Лана кивнула и послушно отпила из бокала. Потом он что-то положил ей на тарелку, она принялась жевать, но не чувствовала вкуса пищи, говорила, но не слышала своих слов, улыбалась… Но разве это была улыбка? «Андрей все испортил и даже не понимает этого. Досадно», — думалось Светлане. Еще вчера казалось, что они подходят друг другу как два кусочка сложной головоломки. А сегодня этот человек был ей не по душе.

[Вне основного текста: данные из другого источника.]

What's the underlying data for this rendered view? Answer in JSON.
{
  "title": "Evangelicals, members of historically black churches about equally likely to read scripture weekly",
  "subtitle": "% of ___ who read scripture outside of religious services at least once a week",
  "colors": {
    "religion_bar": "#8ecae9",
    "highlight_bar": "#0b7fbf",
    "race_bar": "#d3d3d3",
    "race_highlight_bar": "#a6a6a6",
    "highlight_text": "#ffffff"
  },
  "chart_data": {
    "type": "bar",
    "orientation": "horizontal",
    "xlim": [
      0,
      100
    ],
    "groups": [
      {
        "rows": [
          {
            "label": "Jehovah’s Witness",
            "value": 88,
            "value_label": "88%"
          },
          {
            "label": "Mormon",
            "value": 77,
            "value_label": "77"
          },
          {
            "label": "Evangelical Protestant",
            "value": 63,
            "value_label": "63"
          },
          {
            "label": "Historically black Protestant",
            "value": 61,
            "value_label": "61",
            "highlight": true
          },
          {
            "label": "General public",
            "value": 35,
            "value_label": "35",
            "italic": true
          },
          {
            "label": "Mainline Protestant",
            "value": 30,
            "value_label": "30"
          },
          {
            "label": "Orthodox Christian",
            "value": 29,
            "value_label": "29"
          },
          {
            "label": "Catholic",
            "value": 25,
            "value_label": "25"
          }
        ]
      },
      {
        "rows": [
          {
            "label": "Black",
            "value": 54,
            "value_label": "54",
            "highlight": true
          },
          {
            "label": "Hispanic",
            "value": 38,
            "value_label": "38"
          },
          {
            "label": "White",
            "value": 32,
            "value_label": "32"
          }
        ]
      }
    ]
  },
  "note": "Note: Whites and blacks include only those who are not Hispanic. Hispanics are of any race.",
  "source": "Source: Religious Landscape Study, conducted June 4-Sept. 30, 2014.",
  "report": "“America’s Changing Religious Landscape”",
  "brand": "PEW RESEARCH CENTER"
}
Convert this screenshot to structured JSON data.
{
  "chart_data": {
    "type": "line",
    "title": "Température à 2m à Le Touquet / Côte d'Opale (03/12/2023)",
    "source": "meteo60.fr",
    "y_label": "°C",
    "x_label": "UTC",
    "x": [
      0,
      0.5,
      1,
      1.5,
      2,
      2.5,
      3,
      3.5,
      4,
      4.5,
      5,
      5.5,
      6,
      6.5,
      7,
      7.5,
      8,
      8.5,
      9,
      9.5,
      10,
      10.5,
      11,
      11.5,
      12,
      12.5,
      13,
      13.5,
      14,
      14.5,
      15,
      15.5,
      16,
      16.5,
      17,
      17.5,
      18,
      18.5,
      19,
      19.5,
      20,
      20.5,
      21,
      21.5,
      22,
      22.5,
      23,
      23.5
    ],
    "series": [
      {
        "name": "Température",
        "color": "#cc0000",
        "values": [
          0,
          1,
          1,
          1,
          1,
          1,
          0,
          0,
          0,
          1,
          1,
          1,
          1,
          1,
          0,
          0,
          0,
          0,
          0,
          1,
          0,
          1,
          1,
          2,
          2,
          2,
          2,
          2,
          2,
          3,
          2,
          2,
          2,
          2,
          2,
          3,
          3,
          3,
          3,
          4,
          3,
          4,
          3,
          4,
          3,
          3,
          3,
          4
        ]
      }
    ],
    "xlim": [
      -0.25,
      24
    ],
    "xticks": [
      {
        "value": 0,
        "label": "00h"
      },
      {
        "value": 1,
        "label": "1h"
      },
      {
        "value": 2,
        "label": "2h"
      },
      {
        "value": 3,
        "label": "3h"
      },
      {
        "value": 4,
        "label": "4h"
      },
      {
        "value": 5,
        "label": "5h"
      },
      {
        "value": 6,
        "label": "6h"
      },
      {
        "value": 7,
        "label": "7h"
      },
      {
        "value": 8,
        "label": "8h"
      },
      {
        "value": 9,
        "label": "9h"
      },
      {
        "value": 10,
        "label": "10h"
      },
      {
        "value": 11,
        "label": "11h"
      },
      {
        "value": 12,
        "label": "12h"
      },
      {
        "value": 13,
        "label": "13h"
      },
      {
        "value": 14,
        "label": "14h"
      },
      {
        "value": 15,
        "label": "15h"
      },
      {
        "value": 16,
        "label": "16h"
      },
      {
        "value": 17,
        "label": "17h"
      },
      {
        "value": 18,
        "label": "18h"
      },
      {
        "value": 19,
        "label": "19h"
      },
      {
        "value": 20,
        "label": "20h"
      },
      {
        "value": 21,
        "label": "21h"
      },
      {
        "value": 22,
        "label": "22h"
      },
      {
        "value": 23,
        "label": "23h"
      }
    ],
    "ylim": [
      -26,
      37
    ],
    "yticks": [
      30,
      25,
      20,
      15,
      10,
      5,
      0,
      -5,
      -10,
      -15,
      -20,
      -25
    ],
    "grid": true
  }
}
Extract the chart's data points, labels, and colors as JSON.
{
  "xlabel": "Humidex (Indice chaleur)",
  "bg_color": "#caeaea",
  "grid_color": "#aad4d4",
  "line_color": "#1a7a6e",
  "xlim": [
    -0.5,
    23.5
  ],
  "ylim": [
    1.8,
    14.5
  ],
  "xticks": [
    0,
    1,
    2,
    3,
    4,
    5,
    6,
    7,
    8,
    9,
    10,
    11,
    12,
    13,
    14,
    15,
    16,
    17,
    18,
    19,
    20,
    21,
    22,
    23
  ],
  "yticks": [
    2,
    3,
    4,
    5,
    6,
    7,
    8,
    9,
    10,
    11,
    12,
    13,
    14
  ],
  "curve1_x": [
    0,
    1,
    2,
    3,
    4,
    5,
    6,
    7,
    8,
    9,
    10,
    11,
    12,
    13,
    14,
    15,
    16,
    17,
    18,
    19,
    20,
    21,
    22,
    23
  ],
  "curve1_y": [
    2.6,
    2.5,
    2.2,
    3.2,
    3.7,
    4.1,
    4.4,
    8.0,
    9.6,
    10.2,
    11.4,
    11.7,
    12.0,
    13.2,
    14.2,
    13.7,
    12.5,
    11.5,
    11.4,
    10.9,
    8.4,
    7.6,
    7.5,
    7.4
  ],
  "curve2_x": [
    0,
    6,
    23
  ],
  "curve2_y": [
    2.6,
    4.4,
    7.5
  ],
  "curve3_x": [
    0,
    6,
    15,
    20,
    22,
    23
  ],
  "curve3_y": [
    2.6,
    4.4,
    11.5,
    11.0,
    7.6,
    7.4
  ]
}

За кофе они еще немного поговорили, и спустя десять минут Лана вежливо, даже с некоторой почтительностью, благодарила министра за приятный обед, но при этом наотрез отказалась от приглашения подвезти ее к зданию мэрии.
— У меня сегодня выходной, забыли? — шутливо заметила она и помахала рукой вслед черной министерской «Волге», когда та стремительно пронеслась мимо.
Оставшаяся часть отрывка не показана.